Lui n'a pas de médaille de mérite,
il n'a pas non plus de cœur en deuil.
Lui n'a pas de foi
mais il louange le Seigneur.
Tel un hibou aveugle,
il erre autour des dalles en pierre de la nuit.
Fuezieh
Rahgazar
(voir une autre traduction dans l’anthologie Guerre à la guerre,
éd.

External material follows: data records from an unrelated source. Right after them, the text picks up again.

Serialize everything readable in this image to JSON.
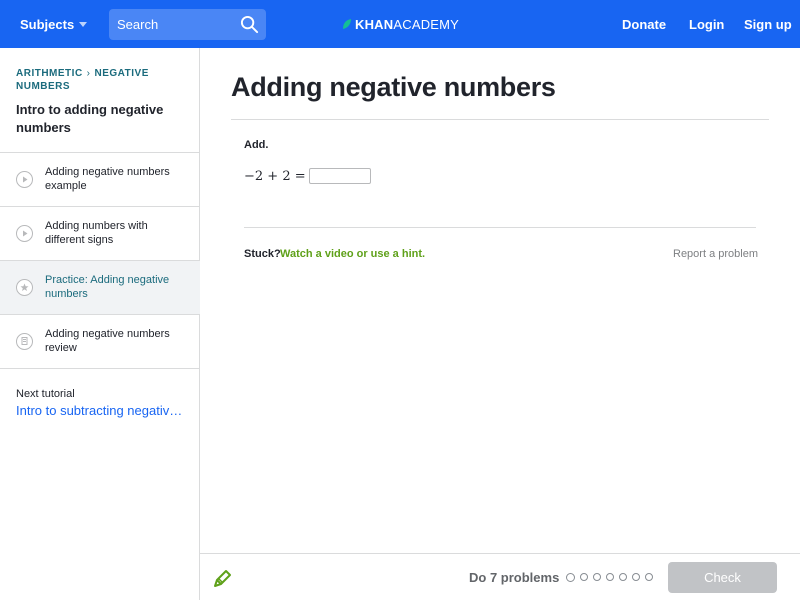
{
  "header": {
    "subjects_label": "Subjects",
    "search_placeholder": "Search",
    "logo_bold": "KHAN",
    "logo_light": "ACADEMY",
    "donate_label": "Donate",
    "login_label": "Login",
    "signup_label": "Sign up"
  },
  "sidebar": {
    "breadcrumb": [
      "ARITHMETIC",
      "NEGATIVE NUMBERS"
    ],
    "tutorial_title": "Intro to adding negative numbers",
    "items": [
      {
        "label": "Adding negative numbers example",
        "icon": "play-icon",
        "active": false
      },
      {
        "label": "Adding numbers with different signs",
        "icon": "play-icon",
        "active": false
      },
      {
        "label": "Practice: Adding negative numbers",
        "icon": "star-icon",
        "active": true
      },
      {
        "label": "Adding negative numbers review",
        "icon": "article-icon",
        "active": false
      }
    ],
    "next_tutorial_label": "Next tutorial",
    "next_tutorial_link": "Intro to subtracting negative numbers"
  },
  "main": {
    "title": "Adding negative numbers",
    "prompt": "Add.",
    "equation_lhs": "−2 + 2 =",
    "answer_value": "",
    "stuck_label": "Stuck?",
    "hint_link": "Watch a video or use a hint.",
    "report_link": "Report a problem"
  },
  "footer": {
    "do_problems": "Do 7 problems",
    "problem_count": 7,
    "current_problem": 1,
    "check_label": "Check"
  },
  "colors": {
    "header_bg": "#1865f2",
    "link_teal": "#1b6b7d",
    "hint_green": "#5fa11a",
    "check_disabled": "#c1c3c6"
  }
}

Bruno Doucey, 2014 – reproduite sur le site La
pierre et le sel de Pierre Kobel, le 7 janvier 2015)
Seule
Il n'y personne ici,
il n'y personne ici
l’oiseau est sans nid
et le parc, sans jardinier,
l’air, sans oxygène,
et
l'espace
sans miroir.
Les fossés sont vides
de
la vue des étoiles,
et soleil est un mirage
qui ne bénéficie pas
aux égarés qui ont soif,
et la lune aussi est un étang vide
sans
eau,
sans
poisson.
Comment crier ?
Oh, mutisme,
et qui demanderai-je
à
l'unisson,
à
la justice ?
Il n'y a personne ici,
il n’y a personne ici.
La bonté est morte
la
lune est morte,
l’eau est morte,
le
puits est mort,
l’arbre a remis ses quatre saisons à l'oubli.
Le nuage,
sa
pluie,
et le bleu sans fin,
son
ciel,
les yeux des étoiles sont flous,
la voie lactée est malade.
Ici, oiseau chantant est pendu
et dans l'œil de l'étoile brillante, une épine.
Ici, le rêve des arbres, l'impatience,
le songe limpide des sources,
la
sécheresse.
lis rationnent l'air
dont le prisonnier reste sans part.
Ici, il n'y a personne,
ni soleil,
ni lune.
On dirait que de mille années
lumière
tu es loin de la vie,
Kaboul.
Leila Serahat Rochani
Le
cri
Moi, de l'espace vide du miroir et du
printemps,
De l'intérieur de cette cabane obscure
Sans lumière ni chanson,
De la ville sans arbre.
Sans joie ni allégresse
Je crie.
Moi, du pays des ignares aux trônes,
Des cœurs amoureux cibles de balles,
Des ruelles morgues,
Du gel de la mer,
Des marécages.
Je crie.
De là où des clous
Sont plantés
A la raie des hommes,
De là où le sang et la cervelle des jeunes et
des enfants
Sont balayés.
Du pavage des rues et des avenues,
Des poignards de la haine de l'étranger aimant,
Du gel de la stature des hommes grands,
Du rugissement effroyable des bombes,
Des souterrains obscurs et sans fente,
Sans lumière, sans air,
Je crie.
De là où depuis des années
Le cercueil du cadavre du front de libération
Tourne sur les épaules éternelles de la folie,
Moi de la gorge blessée de la mère,
De la gorge de la femme,
Sous la pression des griffes du diable,
Je crie.
Les cris endormis par cette désolation
intérieure.
Un chant étouffé,
Une fois,
De cet espace
Et de cette prison de tortures dont je ne sais
de quelle sorte fuir,
Les démoniaques s'ils entendent ma plainte
Éteindront alors misérablement ma voix.